With the new funding, TruDoc intends to deepen its presence in the GCC and further develop its hospital-at-home critical care program, which the company says is the largest deployment of its kind in the region.
Healthtech startup TruDoc has secured USD 15 Mn in Pre-Series B funding to accelerate the expansion of its virtual-first healthcare platform across the Gulf Cooperation Council (GCC).
The investment, supported by the Al Nahyan family, the Al-Ketbi family, and Pulsar Capital, will strengthen TruDoc’s ability to deliver hospital-grade care beyond traditional medical facilities.
Founded in 2011 and headquartered in the United Arab Emirates, TruDoc has built a digital healthcare model focused on continuous, technology-enabled care. The platform integrates telemedicine consultations, chronic disease management programs, remote patient monitoring, pharmacy-at-home services, diagnostics, and in-home clinical care.
Dr Ahmed Mansour, CEO, Private Department of Sheik Mohamed Bin Khaled Al Nahyan, said, “TruDoc represents a fundamentally different approach: one that scales access and efficiency while maintaining clinical integrity. This model is well aligned with the UAE’s long-term priorities and the future of healthcare delivery across the Middle East. Believing in the TruDoc model to lead this market innovation and increase the ultimate efficiency of the healthcare industry.”
Over time, the company has expanded across markets, including the UAE and Saudi Arabia, while collaborating with insurers, employers, and healthcare providers.

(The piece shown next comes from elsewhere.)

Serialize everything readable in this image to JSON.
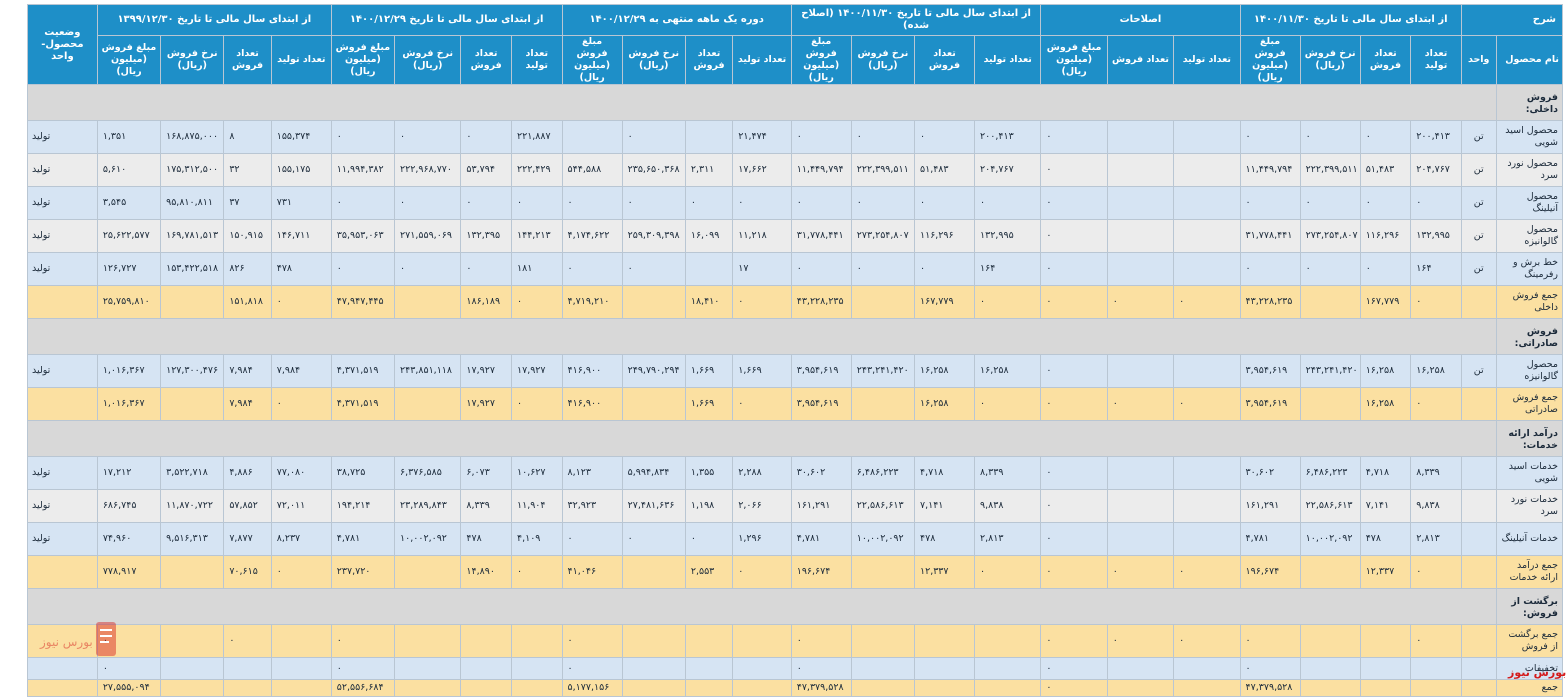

With the new funding, TruDoc intends to deepen its presence in the GCC and further develop its hospital-at-home critical care program, which the company says is the largest deployment of its kind in the region.
The initiative enables patients with serious conditions to receive hospital-level treatment from home through a combination of remote monitoring, medical devices, and coordinated clinical support.
Vish Narain, Executive Chairman at TruDoc, said, “For centuries, healthcare has been organised around buildings, patients moving toward facilities, systems optimised for episodic care. That architecture no longer reflects how people live, age, or manage chronic disease. What TruDoc is building is healthcare as infrastructure: continuous, accountable, and designed to operate beyond four walls, at population scale.”
The company’s broader strategy revolves around a “care operating system” that connects digital consultations, diagnostics, and home-based services into a unified platform. By doing so, TruDoc aims to reduce reliance on physical hospital infrastructure while allowing healthcare systems to manage rising demand more efficiently.
The model also seeks to improve medication adherence, enable earlier clinical intervention, and lower unnecessary hospital admissions.
Asad Khan, CEO at TruDoc, said, “The question is no longer whether high-quality care can be delivered outside hospitals; it’s how fast healthcare systems can adapt to that reality. TruDoc has shown that hospital-grade, high-acuity care can be delivered safely and effectively in homes, at scale. This capital allows us to expand that model across the GCC while staying relentlessly focused on clinical excellence and patient trust.”